Cela inclut sans aucun doute les blagues sur la Shoah, qui sont monnaie courante dans les stand-up – et les cafétérias des écoles locales.
Campbell a confié que ses enfants pouvaient raconter 10 blagues sur la Shoah, sans problème. « Et je pense à la fois que c’est incroyable et que nos grands-parents ne pouvaient pas ou ne voulaient pas faire ça. Et ce sont des blagues plutôt mauvaises et de mauvais goût. »

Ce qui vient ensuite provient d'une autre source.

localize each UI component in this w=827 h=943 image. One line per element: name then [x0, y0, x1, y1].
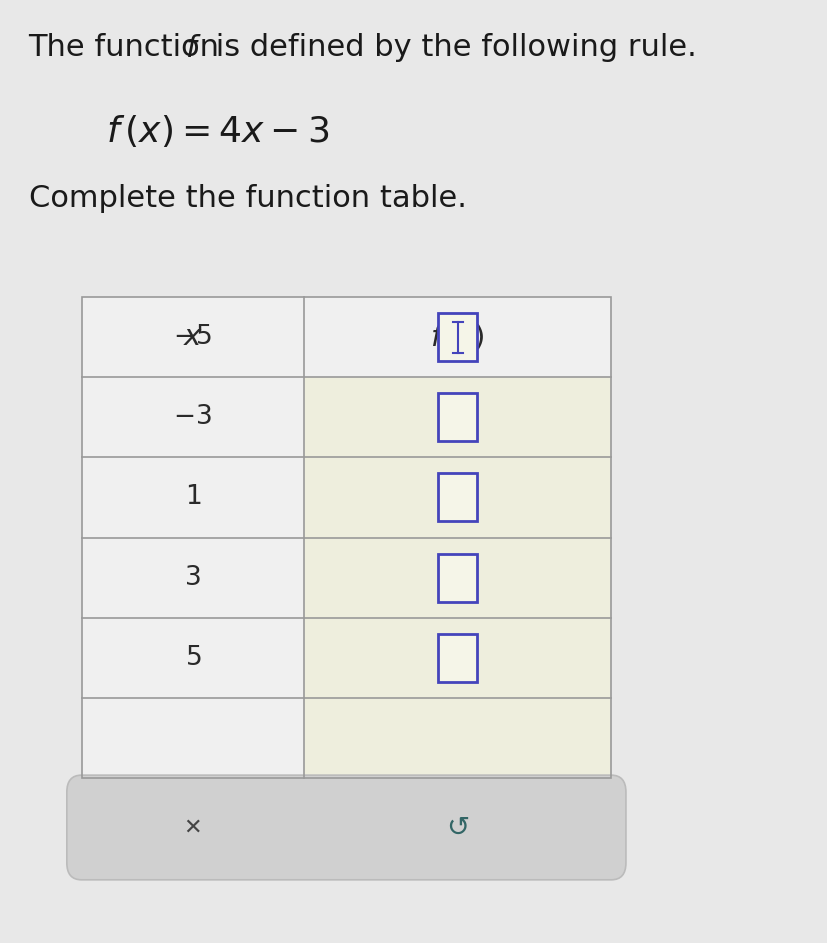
Text: Complete the function table.: Complete the function table. [28, 184, 466, 213]
Bar [82, 297, 304, 377]
Text: $f\,(x) = 4x - 3$: $f\,(x) = 4x - 3$ [106, 113, 329, 149]
Bar [82, 297, 611, 778]
Bar [304, 538, 611, 618]
Bar [438, 313, 477, 361]
Bar [82, 457, 304, 538]
Text: $f\,(x)$: $f\,(x)$ [430, 323, 485, 352]
Text: $-5$: $-5$ [174, 324, 212, 350]
Text: ✕: ✕ [184, 818, 202, 837]
Bar [438, 393, 477, 441]
Text: $f$: $f$ [185, 33, 202, 64]
Text: ↺: ↺ [446, 814, 469, 841]
Bar [304, 618, 611, 698]
Bar [82, 538, 304, 618]
Bar [82, 698, 304, 778]
Bar [438, 634, 477, 682]
Bar [82, 297, 611, 778]
Bar [304, 457, 611, 538]
Text: $1$: $1$ [184, 485, 201, 510]
Bar [304, 698, 611, 778]
Bar [438, 473, 477, 521]
Bar [304, 297, 611, 377]
Text: is defined by the following rule.: is defined by the following rule. [206, 33, 697, 62]
Bar [438, 554, 477, 602]
Bar [82, 377, 304, 457]
FancyBboxPatch shape [67, 775, 626, 880]
Text: $3$: $3$ [184, 565, 201, 590]
Text: $5$: $5$ [184, 645, 201, 670]
Text: $-3$: $-3$ [174, 405, 212, 430]
Bar [304, 377, 611, 457]
Bar [82, 618, 304, 698]
Text: The function: The function [28, 33, 229, 62]
Text: $x$: $x$ [183, 323, 203, 351]
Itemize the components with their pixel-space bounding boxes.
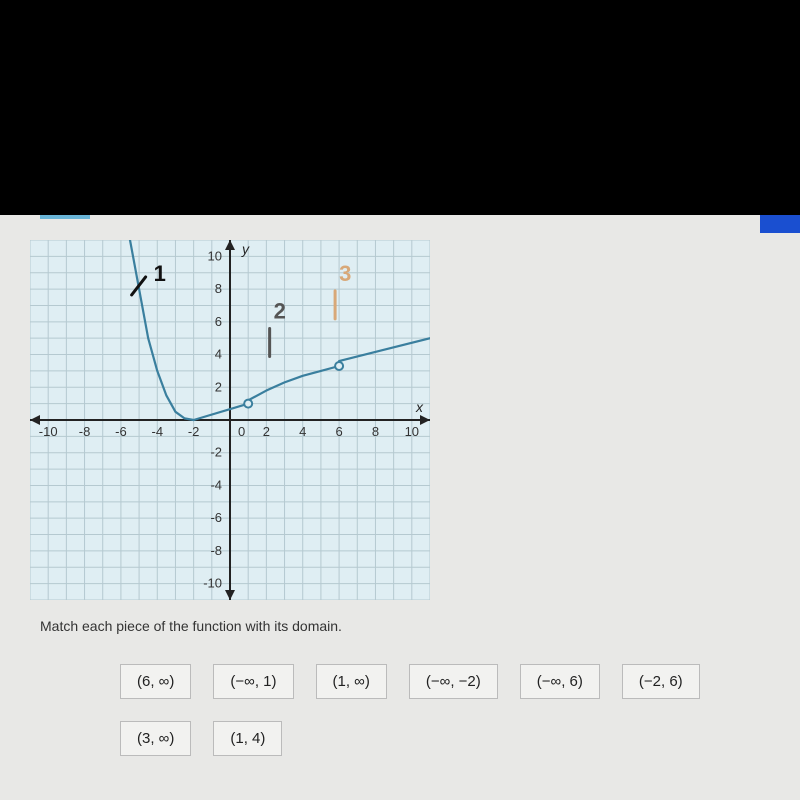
answer-options: (6, ∞) (−∞, 1) (1, ∞) (−∞, −2) (−∞, 6) (−2, 6…	[120, 664, 760, 756]
answer-option[interactable]: (1, 4)	[213, 721, 282, 756]
svg-text:-10: -10	[39, 424, 58, 439]
svg-text:10: 10	[405, 424, 419, 439]
answer-option[interactable]: (6, ∞)	[120, 664, 191, 699]
tab-highlight	[40, 215, 90, 219]
answer-option[interactable]: (3, ∞)	[120, 721, 191, 756]
svg-text:8: 8	[215, 281, 222, 296]
svg-text:-6: -6	[115, 424, 127, 439]
svg-text:3: 3	[339, 261, 351, 286]
svg-text:-2: -2	[210, 445, 222, 460]
content-area: -10 -8 -6 -4 -2 2 4 6 8 10 -10 -8 -6 -4 -2 2 4 6 8 10 0 y x 1 2 3…	[0, 215, 800, 800]
top-black-bar	[0, 0, 800, 215]
svg-text:6: 6	[335, 424, 342, 439]
blue-edge-decoration	[760, 215, 800, 233]
svg-text:y: y	[241, 241, 250, 257]
svg-text:1: 1	[154, 261, 166, 286]
chart-container: -10 -8 -6 -4 -2 2 4 6 8 10 -10 -8 -6 -4 -2 2 4 6 8 10 0 y x 1 2 3	[30, 240, 780, 600]
svg-text:4: 4	[215, 347, 222, 362]
answer-option[interactable]: (−∞, 6)	[520, 664, 600, 699]
svg-text:2: 2	[274, 299, 286, 324]
svg-text:6: 6	[215, 314, 222, 329]
prompt-text: Match each piece of the function with it…	[40, 618, 780, 634]
svg-text:-4: -4	[151, 424, 163, 439]
answer-option[interactable]: (−∞, −2)	[409, 664, 498, 699]
svg-text:2: 2	[263, 424, 270, 439]
svg-text:0: 0	[238, 424, 245, 439]
svg-text:4: 4	[299, 424, 306, 439]
svg-text:10: 10	[208, 248, 222, 263]
answer-option[interactable]: (−∞, 1)	[213, 664, 293, 699]
svg-text:-8: -8	[210, 543, 222, 558]
svg-text:-4: -4	[210, 477, 222, 492]
answer-option[interactable]: (−2, 6)	[622, 664, 700, 699]
answer-option[interactable]: (1, ∞)	[316, 664, 387, 699]
svg-text:8: 8	[372, 424, 379, 439]
function-graph: -10 -8 -6 -4 -2 2 4 6 8 10 -10 -8 -6 -4 -2 2 4 6 8 10 0 y x 1 2 3	[30, 240, 430, 600]
svg-text:-6: -6	[210, 510, 222, 525]
svg-text:x: x	[415, 399, 424, 415]
svg-text:-10: -10	[203, 576, 222, 591]
svg-text:2: 2	[215, 379, 222, 394]
svg-text:-2: -2	[188, 424, 200, 439]
svg-text:-8: -8	[79, 424, 91, 439]
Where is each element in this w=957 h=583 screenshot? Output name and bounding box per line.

Au téléphone avec le Times of Israel dans le podcast de la semaine dernière, il a partagé une histoire très choquante : « Il y a celle où Hitler et Eichmann marchent dans la rue et Hitler dit : ‘Regardez ça’, et il sort un pistolet et tire sur un Juif. Et Eichman dit : « Pour la six millionième fois, je vous ai dit que ce n’était pas drôle », a raconté Campbell. Et il dit que son fils de 15 ans a raconté cette blague « au cours d’un dîner ! À Shabbat ! »
Beiser a reconnu que l’humour israélien peut être noir, mais a dit qu’il est aussi audacieux et plus irrévérencieux que l’humour américain ou européen.
« Nous ne gardons rien en nous. Nous n’utilisons pas trop de sous-texte », a-t-il déclaré. Mais la clé, l’ingrédient qui le définit ? la « Chutzpa », a dit Beiser en riant.